Financial stability for a sustainable and inclusive global economy
Recent Financial Stability Board initiatives in digital innovation and environmental sustainability underscore the effectiveness of global cooperation, yet building resilience remains an ongoing task
Brazil’s 2024 G20 presidency has advanced various initiatives on sustainable development, inclusive growth and economic resilience under the theme of ‘Building a Just World and a Sustainable Planet’. Global financial stability is a crucial prerequisite for achieving these goals. As part of its mission to promote global financial stability, assigned by the G20, the Financial Stability Board has played a pivotal role in supporting key initiatives under the Brazilian G20 presidency. The FSB’s work on digital innovation and environmental sustainability shows the role it plays in facilitating
global cooperation to address key developments affecting the financial system.
Cross-border payments and digital innovation
Cross-border payments lie at the heart of international trade and economic activity. Historically, they have suffered from high costs, low speed, limited access and insufficient transparency. These issues are particularly burdensome for emerging market and developing economies.
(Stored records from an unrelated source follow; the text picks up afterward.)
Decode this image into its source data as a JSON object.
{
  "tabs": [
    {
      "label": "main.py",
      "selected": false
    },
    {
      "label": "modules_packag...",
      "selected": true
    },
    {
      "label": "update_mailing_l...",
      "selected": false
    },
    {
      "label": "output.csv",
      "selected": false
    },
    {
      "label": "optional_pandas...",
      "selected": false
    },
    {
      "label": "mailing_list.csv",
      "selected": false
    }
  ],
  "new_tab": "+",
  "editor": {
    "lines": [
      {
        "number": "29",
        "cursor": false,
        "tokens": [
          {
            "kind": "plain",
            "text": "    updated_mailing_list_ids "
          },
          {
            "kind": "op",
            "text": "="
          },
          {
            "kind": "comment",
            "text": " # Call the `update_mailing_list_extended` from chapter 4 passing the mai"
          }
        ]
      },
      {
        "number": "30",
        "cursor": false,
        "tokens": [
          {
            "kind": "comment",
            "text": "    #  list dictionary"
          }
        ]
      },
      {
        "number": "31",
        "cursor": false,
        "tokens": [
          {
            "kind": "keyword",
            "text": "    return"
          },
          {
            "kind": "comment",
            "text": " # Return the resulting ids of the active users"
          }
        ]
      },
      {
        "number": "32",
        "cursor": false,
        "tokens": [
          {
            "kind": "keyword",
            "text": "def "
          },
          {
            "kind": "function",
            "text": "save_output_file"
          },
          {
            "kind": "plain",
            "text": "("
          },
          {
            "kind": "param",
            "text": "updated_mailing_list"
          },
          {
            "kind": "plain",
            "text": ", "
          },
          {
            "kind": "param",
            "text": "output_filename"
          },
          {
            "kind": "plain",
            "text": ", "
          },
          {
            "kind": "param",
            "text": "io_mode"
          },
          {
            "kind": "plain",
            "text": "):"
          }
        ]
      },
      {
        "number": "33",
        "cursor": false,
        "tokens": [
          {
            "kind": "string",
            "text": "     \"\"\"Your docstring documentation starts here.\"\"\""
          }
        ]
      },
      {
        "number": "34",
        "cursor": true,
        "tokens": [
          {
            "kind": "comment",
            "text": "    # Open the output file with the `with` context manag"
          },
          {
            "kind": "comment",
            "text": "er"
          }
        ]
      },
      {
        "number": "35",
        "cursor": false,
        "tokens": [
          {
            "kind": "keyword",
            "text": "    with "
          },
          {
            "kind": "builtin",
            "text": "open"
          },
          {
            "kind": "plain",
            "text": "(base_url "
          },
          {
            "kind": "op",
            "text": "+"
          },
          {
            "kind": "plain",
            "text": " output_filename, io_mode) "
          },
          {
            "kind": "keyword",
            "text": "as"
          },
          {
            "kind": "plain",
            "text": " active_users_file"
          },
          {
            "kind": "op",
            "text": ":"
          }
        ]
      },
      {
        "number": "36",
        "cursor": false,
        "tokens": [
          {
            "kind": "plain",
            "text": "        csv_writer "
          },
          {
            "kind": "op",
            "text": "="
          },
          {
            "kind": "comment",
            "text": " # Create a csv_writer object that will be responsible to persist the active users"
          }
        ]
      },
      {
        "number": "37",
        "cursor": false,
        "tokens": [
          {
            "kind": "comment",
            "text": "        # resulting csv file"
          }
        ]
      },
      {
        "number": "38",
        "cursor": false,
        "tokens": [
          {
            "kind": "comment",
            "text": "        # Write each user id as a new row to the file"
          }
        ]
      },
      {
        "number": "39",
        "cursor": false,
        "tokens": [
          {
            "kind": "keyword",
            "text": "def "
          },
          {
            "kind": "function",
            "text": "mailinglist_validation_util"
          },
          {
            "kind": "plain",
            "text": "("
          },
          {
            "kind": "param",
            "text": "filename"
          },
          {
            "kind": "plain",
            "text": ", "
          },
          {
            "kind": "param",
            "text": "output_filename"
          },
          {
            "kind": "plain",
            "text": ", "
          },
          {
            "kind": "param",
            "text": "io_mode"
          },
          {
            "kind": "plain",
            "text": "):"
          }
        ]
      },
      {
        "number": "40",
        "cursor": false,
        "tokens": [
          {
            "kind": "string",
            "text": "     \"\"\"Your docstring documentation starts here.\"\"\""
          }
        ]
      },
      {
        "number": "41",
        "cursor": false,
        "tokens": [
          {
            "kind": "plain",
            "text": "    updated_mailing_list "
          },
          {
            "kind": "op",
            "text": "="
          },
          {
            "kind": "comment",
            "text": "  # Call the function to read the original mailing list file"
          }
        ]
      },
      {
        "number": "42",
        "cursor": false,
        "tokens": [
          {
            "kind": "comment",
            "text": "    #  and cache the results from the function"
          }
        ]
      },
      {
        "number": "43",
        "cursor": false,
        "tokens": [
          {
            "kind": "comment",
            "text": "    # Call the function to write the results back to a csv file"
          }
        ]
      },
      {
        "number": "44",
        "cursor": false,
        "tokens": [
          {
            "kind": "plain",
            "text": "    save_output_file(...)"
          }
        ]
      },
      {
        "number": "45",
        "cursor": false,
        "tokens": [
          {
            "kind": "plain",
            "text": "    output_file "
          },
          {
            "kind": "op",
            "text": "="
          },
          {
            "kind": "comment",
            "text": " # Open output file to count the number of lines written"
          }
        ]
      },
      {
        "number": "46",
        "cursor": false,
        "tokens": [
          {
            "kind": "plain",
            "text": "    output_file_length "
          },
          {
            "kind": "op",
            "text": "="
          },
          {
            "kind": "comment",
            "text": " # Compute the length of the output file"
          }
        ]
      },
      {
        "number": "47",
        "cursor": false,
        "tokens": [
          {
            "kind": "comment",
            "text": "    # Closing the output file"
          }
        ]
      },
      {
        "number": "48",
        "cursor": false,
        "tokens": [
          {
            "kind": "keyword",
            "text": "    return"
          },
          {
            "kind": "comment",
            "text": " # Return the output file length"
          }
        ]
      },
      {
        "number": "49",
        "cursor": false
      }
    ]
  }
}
Since G20 leaders endorsed the Roadmap for Enhancing Cross-border Payments in 2020, much has been done to support progress towards its ambitious goal of cheaper, faster, more transparent and more accessible cross-border payments services. This year, the FSB has identified ways to promote greater alignment in data frameworks and explored how to level the playing field for banks and non-bank payment service providers. These efforts address fundamental challenges that the banking and payment systems face in achieving the G20’s goals.
This work is part of a broader FSB agenda to harness the promise of technology while mitigating risks to financial stability. Ensuring that digital innovation in finance remains safe is crucial for both people and businesses.
The FSB is addressing the potential risks on multiple fronts, from cyber threats to crypto-assets and artificial intelligence. The FSB is currently consulting on the design of a format for incident reporting exchange to promote greater convergence in firms’ reporting of cyber and operational incidents to financial authorities. This helps authorities better monitor operational disruptions and firms to respond to and recover from such disruptions quickly.
The FSB has also delivered a status report on the implementation of its global regulatory framework for crypto-asset activities. Additionally, the FSB is monitoring developments in artificial intelligence and their implications for the financial sector and financial stability. While the risks are not immediate, ongoing vigilance is essential due to this technology’s potential to transform the financial sector.
Climate change and environmental sustainability
The FSB has been proactive in addressing climate-related risks in finance, establishing the Task Force on Climate-Related Financial Disclosures in 2015. The TCFD laid the foundations for the 2023 disclosure standards set by the International Sustainability Standards Board, which will strengthen the comparability, consistency and usefulness of climate-related financial disclosures globally.
The FSB is monitoring progress on implementation of market disclosures, in coordination with the ISSB, the International Organization of Securities Commissions and others. This progress, which will be reported to the G20, is central to the FSB Roadmap for Addressing Climate-Related Financial Risks.
Earlier this year at the request of the G20, the FSB conducted a stocktake of regulators’ and supervisors’ initiatives to identify and assess nature-related financial risks. The report contributes to international discussions on whether – and how – nature degradation, such as biodiversity loss, is a relevant financial risk.
The continued need for cooperation
A stable financial system is crucial for fostering inclusive and sustainable growth. It ensures that individuals and businesses have consistent access to credit and financial services through good times and bad, thereby enabling sustained investment in human and physical capital.
Financial stability also equips the economy to withstand shocks and stresses, which can impede growth. A resilient financial system can absorb these shocks without causing widespread economic hardship or diverting resources from long-term priorities such as sustainable development. But financial stability cannot be taken for granted. Building resilience is an ongoing task, particularly amid the financial system changes discussed above, and others such as the growing importance of non-bank financial intermediation.
In a deeply interconnected financial system, building resilience depends crucially on authorities working together across borders and sectors to identify and address vulnerabilities. The FSB was created by the G20 in the aftermath of the 2008 financial crisis to coordinate work to do just that. It brings together national authorities, international organisations and standard-setting bodies to work towards the common goal of international financial stability. This is a goal that is indispensable to the G20’s ambition of strong, sustainable, balanced and inclusive growth.